Now the most important question (we must migrate other three nodes!) is this:
Assuming that we've well understood that 1. migrate lif and only 2. epsilon false, it there an official answer/doc with updated information that ensure that is this the right procedure to avoid also NAS protocols interruption?
As you've experienced service disruption at a client site, I would suggest you should log a support case with our support centre, and ask for clarification of the documentation and correct steps to avoid an outage in the future.
I've brought this issue and this thread to the attention of the writer of that KB article.
Hi, thank you for the quick answer. Is the thing that I should do also because customer need some official position before to let us the steps with inverse path.

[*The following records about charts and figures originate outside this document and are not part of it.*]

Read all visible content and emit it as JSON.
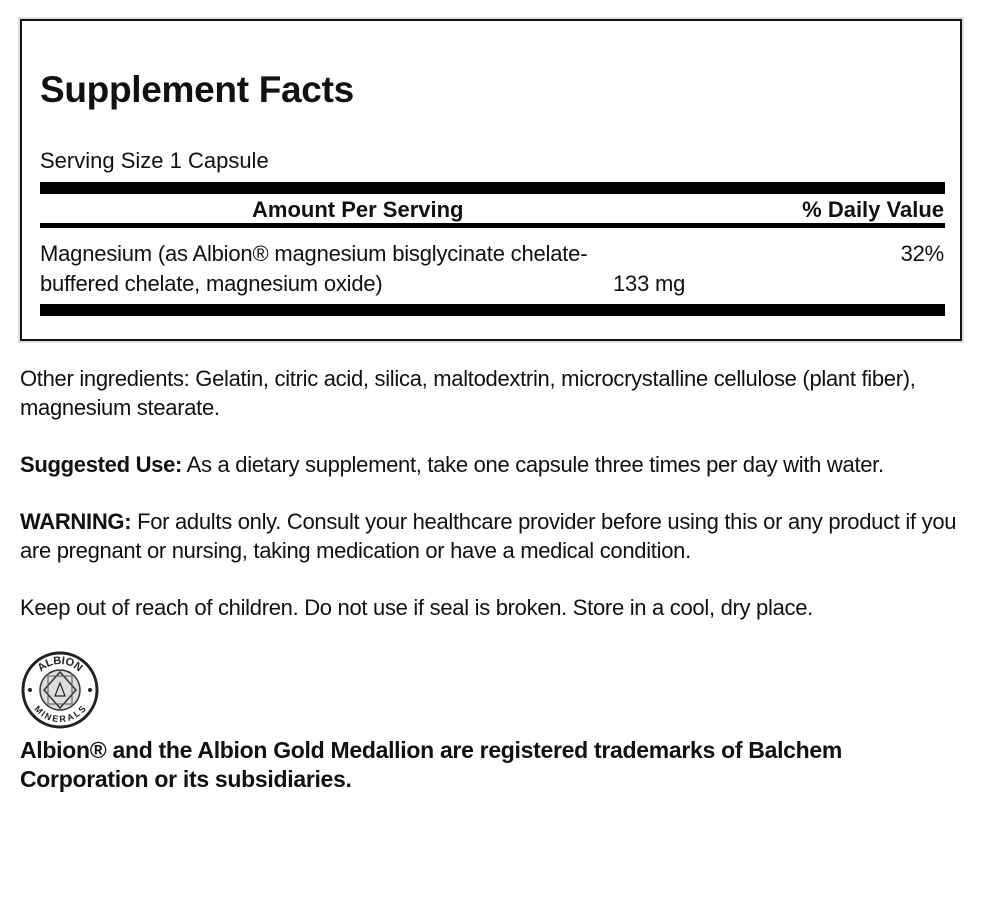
{
  "facts": {
    "title": "Supplement Facts",
    "serving_size": "Serving Size 1 Capsule",
    "header_amount": "Amount Per Serving",
    "header_dv": "% Daily Value",
    "rows": [
      {
        "line1": "Magnesium (as Albion® magnesium bisglycinate chelate-",
        "line2": "buffered chelate, magnesium oxide)",
        "amount": "133 mg",
        "dv": "32%"
      }
    ]
  },
  "other_ingredients": "Other ingredients: Gelatin, citric acid, silica, maltodextrin, microcrystalline cellulose (plant fiber), magnesium stearate.",
  "suggested_use": {
    "label": "Suggested Use:",
    "text": " As a dietary supplement, take one capsule three times per day with water."
  },
  "warning": {
    "label": "WARNING:",
    "text": " For adults only. Consult your healthcare provider before using this or any product if you are pregnant or nursing, taking medication or have a medical condition."
  },
  "storage": "Keep out of reach of children. Do not use if seal is broken. Store in a cool, dry place.",
  "logo": {
    "icon": "albion-minerals-medallion",
    "top_text": "ALBION",
    "bottom_text": "MINERALS"
  },
  "trademark": "Albion® and the Albion Gold Medallion are registered trademarks of Balchem Corporation or its subsidiaries."
}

Otherwise he will plan an outage.
Another experienced Se told me that the sequence should be inverted also because if you look at the sequence after the reboot in that kb epsilon eleggibilità is the first thing so that it should be the last after aggr relocation and life move.
Just for clarification, what Giacomo is refering to is this:
Going through the steps in the KB, I would have done the epsilon and eligibility steps (Step 1 in the KB) right before the reboot (Step 8), *after* moving the aggregate and the LIFs away from the node to be worked on.
At that point in time it shouldn't disturb anything, since no user traffic should pass through this nodes interfaces or disks.
What do you think?
(I'm a little unclear about the meaning of "NFS was restarted", but I have a feeling the above change in sequence should help)
Also, if you look at the revert steps, the KB first restores eligibility and HA failover and only at the end reverts aggregates and LIFs.